Roman
Roman

Reputation: 10403

How does the migration work in Rails?

This is a newbie question. Is the migration (rake db:migrate) feature something that one would using during development or it's strictly a production tool for bringing the database up to date?

Upvotes: 1

Views: 807

Answers (2)

Jakub Arnold
Jakub Arnold

Reputation: 87260

Ideally you want to use migrations only during development, and then load schema and seed the database in production. In reality, they'll allow you to make some changes and then deploy to production without any harm done.

Migrations allow you to work in iterations even on your database. You don't have to worry about forgetting to add something. When you start, just create the table as you think it's right, and you can fix it with another migration later. That's basically the idea. It takes away the one db script rules them all kind of thing.

A little example, if you have a User model with username and password and you need to add an email field, simply do this

rails generate migration AddEmailToUser # this is a convention, but you can name it however you want

class AddEmailToUser < ActiveRecord::Migration
  def change
    add_column :users, :email, :string
  end
end

the change method will work both ways, when you apply the migration, and also when you need to revert it. It's kind of a neat Rails 3.1 magic.

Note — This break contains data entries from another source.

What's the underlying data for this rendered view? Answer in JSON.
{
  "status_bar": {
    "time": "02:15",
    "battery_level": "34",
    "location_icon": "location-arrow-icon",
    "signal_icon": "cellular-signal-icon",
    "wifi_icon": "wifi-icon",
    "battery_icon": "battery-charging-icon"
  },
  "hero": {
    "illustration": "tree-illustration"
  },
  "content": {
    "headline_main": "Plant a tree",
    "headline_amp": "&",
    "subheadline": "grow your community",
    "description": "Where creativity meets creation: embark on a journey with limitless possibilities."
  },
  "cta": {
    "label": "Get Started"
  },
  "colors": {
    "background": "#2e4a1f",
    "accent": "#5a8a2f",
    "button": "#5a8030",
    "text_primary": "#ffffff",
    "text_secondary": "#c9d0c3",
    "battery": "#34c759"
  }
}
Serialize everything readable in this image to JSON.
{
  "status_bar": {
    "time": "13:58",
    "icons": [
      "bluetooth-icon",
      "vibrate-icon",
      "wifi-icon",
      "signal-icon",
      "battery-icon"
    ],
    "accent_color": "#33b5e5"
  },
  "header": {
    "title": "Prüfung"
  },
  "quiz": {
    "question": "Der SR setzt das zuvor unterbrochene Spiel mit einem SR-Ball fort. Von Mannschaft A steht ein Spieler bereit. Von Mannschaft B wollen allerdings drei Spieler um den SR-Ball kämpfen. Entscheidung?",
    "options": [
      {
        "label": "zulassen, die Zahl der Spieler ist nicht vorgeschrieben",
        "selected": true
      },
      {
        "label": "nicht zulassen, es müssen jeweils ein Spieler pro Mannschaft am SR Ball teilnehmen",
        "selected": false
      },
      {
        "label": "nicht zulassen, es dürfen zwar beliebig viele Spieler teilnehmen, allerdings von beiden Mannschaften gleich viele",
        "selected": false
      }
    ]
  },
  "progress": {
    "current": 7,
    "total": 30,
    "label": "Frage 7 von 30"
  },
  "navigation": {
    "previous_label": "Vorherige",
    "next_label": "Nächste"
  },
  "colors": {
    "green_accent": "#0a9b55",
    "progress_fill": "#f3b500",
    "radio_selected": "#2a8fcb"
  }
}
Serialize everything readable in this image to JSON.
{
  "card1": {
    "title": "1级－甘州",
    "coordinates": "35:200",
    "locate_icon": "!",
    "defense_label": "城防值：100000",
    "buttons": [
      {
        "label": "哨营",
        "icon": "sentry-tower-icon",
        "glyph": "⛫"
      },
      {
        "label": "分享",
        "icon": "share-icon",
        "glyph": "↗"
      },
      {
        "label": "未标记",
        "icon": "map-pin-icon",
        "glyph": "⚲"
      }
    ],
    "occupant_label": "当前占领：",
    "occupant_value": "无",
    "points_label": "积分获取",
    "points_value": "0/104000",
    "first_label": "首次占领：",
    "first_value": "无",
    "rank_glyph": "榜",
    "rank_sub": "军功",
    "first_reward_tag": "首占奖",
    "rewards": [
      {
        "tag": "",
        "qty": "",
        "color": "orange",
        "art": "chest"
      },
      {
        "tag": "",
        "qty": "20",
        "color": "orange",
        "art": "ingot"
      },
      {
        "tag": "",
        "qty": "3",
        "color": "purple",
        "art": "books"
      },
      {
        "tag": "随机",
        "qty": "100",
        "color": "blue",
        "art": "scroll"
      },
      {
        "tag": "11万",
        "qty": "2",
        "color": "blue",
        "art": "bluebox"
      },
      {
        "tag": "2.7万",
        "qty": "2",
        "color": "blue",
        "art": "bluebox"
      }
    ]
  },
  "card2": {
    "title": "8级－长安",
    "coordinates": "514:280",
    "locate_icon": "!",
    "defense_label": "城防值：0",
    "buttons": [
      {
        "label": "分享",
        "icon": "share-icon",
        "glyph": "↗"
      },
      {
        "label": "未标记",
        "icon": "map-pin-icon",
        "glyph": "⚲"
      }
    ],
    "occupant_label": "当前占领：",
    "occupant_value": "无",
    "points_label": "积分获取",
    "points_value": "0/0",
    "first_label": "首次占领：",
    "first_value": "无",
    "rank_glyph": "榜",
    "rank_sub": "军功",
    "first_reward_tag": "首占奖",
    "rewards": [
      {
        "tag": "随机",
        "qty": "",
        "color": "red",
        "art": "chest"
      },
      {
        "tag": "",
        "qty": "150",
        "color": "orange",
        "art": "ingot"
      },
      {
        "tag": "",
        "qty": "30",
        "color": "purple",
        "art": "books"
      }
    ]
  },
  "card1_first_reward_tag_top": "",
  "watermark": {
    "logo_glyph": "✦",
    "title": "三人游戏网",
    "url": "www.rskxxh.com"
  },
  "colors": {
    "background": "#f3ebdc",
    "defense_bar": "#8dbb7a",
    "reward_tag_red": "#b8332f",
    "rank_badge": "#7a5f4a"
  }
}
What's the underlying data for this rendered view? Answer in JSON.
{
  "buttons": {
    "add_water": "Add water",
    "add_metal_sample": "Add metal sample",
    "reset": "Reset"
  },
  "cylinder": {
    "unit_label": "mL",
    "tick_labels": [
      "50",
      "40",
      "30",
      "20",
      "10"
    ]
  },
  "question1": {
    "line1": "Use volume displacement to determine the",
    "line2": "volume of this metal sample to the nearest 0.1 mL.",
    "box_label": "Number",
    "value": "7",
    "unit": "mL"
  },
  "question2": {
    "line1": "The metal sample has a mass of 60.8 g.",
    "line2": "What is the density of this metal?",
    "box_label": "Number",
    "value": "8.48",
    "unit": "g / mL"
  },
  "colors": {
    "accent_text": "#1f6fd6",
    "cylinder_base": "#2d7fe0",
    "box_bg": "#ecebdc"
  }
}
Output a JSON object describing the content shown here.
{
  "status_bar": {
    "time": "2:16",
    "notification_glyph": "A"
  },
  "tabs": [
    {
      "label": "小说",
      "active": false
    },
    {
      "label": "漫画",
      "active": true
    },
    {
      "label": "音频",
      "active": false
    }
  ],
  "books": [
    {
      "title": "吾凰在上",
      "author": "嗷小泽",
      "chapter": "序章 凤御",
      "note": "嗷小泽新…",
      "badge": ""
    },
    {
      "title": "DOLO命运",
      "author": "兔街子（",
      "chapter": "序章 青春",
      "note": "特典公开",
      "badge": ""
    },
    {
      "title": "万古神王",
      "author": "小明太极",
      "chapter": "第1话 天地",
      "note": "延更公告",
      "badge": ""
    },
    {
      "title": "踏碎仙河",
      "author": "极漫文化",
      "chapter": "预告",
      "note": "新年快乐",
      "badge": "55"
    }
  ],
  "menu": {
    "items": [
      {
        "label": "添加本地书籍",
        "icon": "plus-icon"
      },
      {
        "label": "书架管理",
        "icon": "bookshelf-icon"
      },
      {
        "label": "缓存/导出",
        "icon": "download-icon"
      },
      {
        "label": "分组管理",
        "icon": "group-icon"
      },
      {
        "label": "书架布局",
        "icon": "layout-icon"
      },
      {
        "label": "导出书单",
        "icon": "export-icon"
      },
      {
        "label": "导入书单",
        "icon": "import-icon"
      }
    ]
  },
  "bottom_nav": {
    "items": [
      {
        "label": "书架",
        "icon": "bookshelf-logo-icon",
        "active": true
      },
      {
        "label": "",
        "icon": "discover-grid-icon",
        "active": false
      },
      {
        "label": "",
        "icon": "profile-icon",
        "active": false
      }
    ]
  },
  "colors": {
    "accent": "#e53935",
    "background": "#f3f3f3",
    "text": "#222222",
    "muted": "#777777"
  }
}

The old version of migrations would look like this

class AddEmailToUser < ActiveRecord::Migration
  def up
    add_column :users, :email, :string
  end

  def down
    remove_column :users, :email
  end
end

Once you've added the migration, just run rake db:migrate and everything should work just fine. A big advantage of migrations is that if you manually mess up your database, you can easily just do

rake db:drop
rake db:create
rake db:migrate

or

rake db:migrate:reset # this might not work if you messed up your migrations

And you have the correct version of the database created

Upvotes: 1

Adrian Serafin
Adrian Serafin

Reputation: 7725

Migrations keep track of changes in your database schema. All changes with it (renaming column, changing tables, adding indexes etc.) should be done via migration. Thanks to that is really easy to deploy changes across multiple production servers.